Step-by-step Solution

  1. Convert the wind's direction from South 30° West to a standard bearing of 210° (since 180° + 30° = 210° from North).
  2. Decompose the wind's velocity into x (east-west) and y (north-south) components:
  • Wind's x-component (eastward) = 50 mph × cos(210°)
  • Wind's y-component (southward) = 50 mph × sin(210°)
  1. Add the wind's eastward component to the airplane's eastward velocity since the plane is heading directly east at 140 mph to find the ground speed's x-component.
  2. Since the airplane's speed in the north-south direction (y-component) is 0 mph (it's heading east), the ground speed's y-component is just the wind's southward velocity.

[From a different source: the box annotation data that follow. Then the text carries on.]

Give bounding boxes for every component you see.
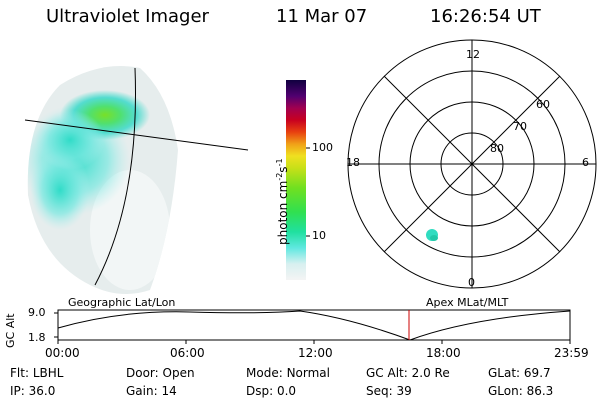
- mlt-label-12: 12: [466, 48, 480, 61]
- mlt-label-18: 18: [346, 156, 360, 169]
- unit-exp2: -1: [275, 158, 284, 167]
- polar-plot: [347, 39, 597, 289]
- lat-label-80: 80: [490, 142, 504, 155]
- info-ip: IP: 36.0: [10, 384, 56, 398]
- time-tick-2359: 23:59: [554, 346, 589, 360]
- colorbar: [286, 80, 306, 280]
- info-door: Door: Open: [126, 366, 195, 380]
- orbit-ytick-1-8: 1.8: [28, 331, 46, 344]
- time-tick-0000: 00:00: [45, 346, 80, 360]
- orbit-right-caption: Apex MLat/MLT: [426, 296, 509, 309]
- unit-s: s: [276, 166, 290, 173]
- colorbar-tick-10: 10: [312, 229, 326, 242]
- orbit-left-caption: Geographic Lat/Lon: [68, 296, 176, 309]
- info-mode: Mode: Normal: [246, 366, 330, 380]
- mlt-label-6: 6: [582, 156, 589, 169]
- info-seq: Seq: 39: [366, 384, 412, 398]
- time-tick-1800: 18:00: [426, 346, 461, 360]
- colorbar-unit: photon cm-2s-1: [275, 158, 290, 245]
- uv-image: [27, 66, 179, 294]
- time-tick-0600: 06:00: [170, 346, 205, 360]
- instrument-title: Ultraviolet Imager: [46, 6, 209, 27]
- info-flt: Flt: LBHL: [10, 366, 64, 380]
- time-label: 16:26:54 UT: [430, 6, 541, 27]
- orbit-altitude-curve: [57, 310, 571, 341]
- orbit-ylabel: GC Alt: [4, 313, 17, 348]
- info-gc-alt: GC Alt: 2.0 Re: [366, 366, 450, 380]
- unit-exp1: -2: [275, 172, 284, 181]
- orbit-frame: [57, 309, 571, 341]
- info-dsp: Dsp: 0.0: [246, 384, 297, 398]
- colorbar-tick-100: 100: [312, 141, 333, 154]
- date-label: 11 Mar 07: [276, 6, 368, 27]
- info-glat: GLat: 69.7: [488, 366, 551, 380]
- lat-label-70: 70: [513, 120, 527, 133]
- info-gain: Gain: 14: [126, 384, 177, 398]
- orbit-ytick-9: 9.0: [28, 306, 46, 319]
- unit-base: photon cm: [276, 180, 290, 245]
- lat-label-60: 60: [536, 98, 550, 111]
- info-glon: GLon: 86.3: [488, 384, 554, 398]
- time-tick-1200: 12:00: [298, 346, 333, 360]
- mlt-label-0: 0: [468, 276, 475, 289]
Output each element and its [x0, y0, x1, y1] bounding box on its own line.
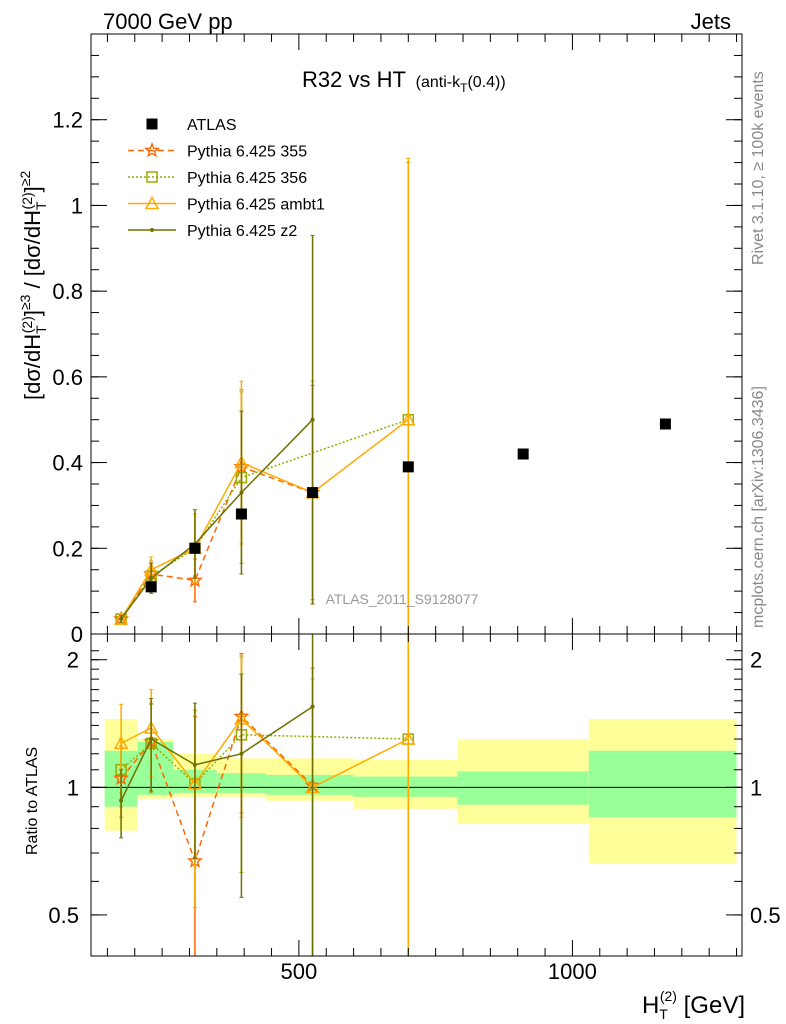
main-atlas-point: [517, 448, 529, 460]
xtick-label: 500: [281, 959, 318, 984]
main-pythia-6-425-z2-point: [149, 576, 154, 581]
ratio-band-inner: [353, 776, 458, 797]
main-pythia-6-425-356-line: [120, 418, 409, 620]
main-atlas-point: [145, 581, 157, 593]
ratio-pythia-6-425-z2-point: [149, 737, 154, 742]
main-ytick-label: 0: [71, 622, 83, 647]
ratio-pythia-6-425-z2-point: [239, 751, 244, 756]
main-pythia-6-425-ambt1-line: [120, 419, 409, 620]
legend-entry-label: ATLAS: [187, 117, 237, 134]
chart-title-text: R32 vs HT: [302, 67, 406, 92]
legend-marker: [143, 142, 161, 158]
main-pythia-6-425-355-point: [186, 571, 203, 588]
main-ytick-label: 1: [71, 193, 83, 218]
main-atlas-point: [189, 542, 201, 554]
ratio-y-ticks: 0.5 0.5 1 1 2 2: [48, 648, 780, 928]
legend-entry-label: Pythia 6.425 ambt1: [187, 197, 325, 214]
legend-marker: [150, 228, 154, 232]
main-ytick-label: 0.6: [52, 365, 83, 390]
ratio-pythia-6-425-z2-point: [192, 762, 197, 767]
legend-marker: [146, 171, 158, 183]
x-axis-label: HT(2) [GeV]: [642, 988, 745, 1022]
main-ytick-label: 0.2: [52, 536, 83, 561]
ratio-ytick-label-right: 2: [750, 648, 762, 673]
main-pythia-6-425-ambt1-point: [401, 412, 416, 426]
ratio-ytick-label-right: 1: [750, 775, 762, 800]
svg-text:[dσ/dHT(2)]≥3 / [dσ/dHT(2)]≥2: [dσ/dHT(2)]≥3 / [dσ/dHT(2)]≥2: [17, 171, 49, 400]
legend-marker: [146, 118, 158, 130]
main-pythia-6-425-z2-point: [310, 417, 315, 422]
ratio-ytick-label: 2: [67, 648, 79, 673]
main-ytick-label: 0.4: [52, 451, 83, 476]
ratio-band-inner: [588, 750, 737, 818]
ratio-series-group: [113, 633, 416, 957]
ratio-pythia-6-425-z2-point: [310, 704, 315, 709]
header-right: Jets: [691, 9, 731, 34]
ratio-pythia-6-425-ambt1-point: [401, 731, 416, 745]
ratio-pythia-6-425-ambt1-point: [113, 735, 129, 750]
chart-title: R32 vs HT (anti-kT(0.4)): [302, 67, 506, 95]
main-atlas-point: [402, 461, 414, 473]
main-atlas-point: [659, 418, 671, 430]
main-pythia-6-425-z2-point: [119, 617, 124, 621]
legend-entry-label: Pythia 6.425 z2: [187, 223, 297, 240]
mcplots-label: mcplots.cern.ch [arXiv:1306.3436]: [750, 386, 767, 628]
main-series-group: [113, 157, 671, 635]
main-pythia-6-425-ambt1-point: [113, 611, 129, 625]
ratio-ytick-label: 0.5: [48, 903, 79, 928]
ratio-band-inner: [457, 771, 589, 805]
watermark: ATLAS_2011_S9128077: [326, 591, 479, 607]
legend-marker: [144, 195, 160, 210]
main-pythia-6-425-355-line: [120, 465, 313, 620]
chart-title-sub-end: (0.4)): [467, 74, 505, 91]
legend-entry-label: Pythia 6.425 355: [187, 144, 307, 161]
main-pythia-6-425-z2-point: [239, 490, 244, 495]
main-ytick-label: 1.2: [52, 108, 83, 133]
main-atlas-point: [307, 487, 319, 499]
ratio-ylabel: Ratio to ATLAS: [24, 747, 41, 855]
x-ticks: 500 1000: [106, 634, 738, 984]
main-atlas-point: [235, 508, 247, 520]
xtick-label: 1000: [548, 959, 597, 984]
ratio-ytick-label: 1: [67, 775, 79, 800]
main-ytick-label: 0.8: [52, 279, 83, 304]
rivet-label: Rivet 3.1.10, ≥ 100k events: [750, 71, 767, 265]
legend-entry-label: Pythia 6.425 356: [187, 170, 307, 187]
ratio-pythia-6-425-z2-point: [119, 798, 124, 803]
main-ylabel: [dσ/dHT(2)]≥3 / [dσ/dHT(2)]≥2: [17, 171, 49, 400]
legend: ATLAS Pythia 6.425 355 Pythia 6.425 356 Pyt…: [128, 117, 325, 240]
chart-title-sub: (anti-k: [416, 74, 461, 91]
ratio-ytick-label-right: 0.5: [750, 903, 781, 928]
chart-title-sub-T: T: [460, 81, 468, 95]
header-left: 7000 GeV pp: [103, 9, 233, 34]
ratio-frame: [90, 633, 743, 957]
main-y-ticks: 0 0.2 0.4 0.6 0.8 1 1.2: [52, 34, 742, 647]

  3. Calculate the ground speed vector's magnitude using the Pythagorean theorem:
  4. Ground speed = √(x-component² + y-component²).
  5. Find the direction of the ground speed vector by calculating the arctangent of the ratio of the y-component to the x-component (atan(y/x)). Add 180° if the vector points westwards.

This process will yield the ground speed of the airplane in mph and the direction of travel over the ground as a standard bearing or as an angle from east.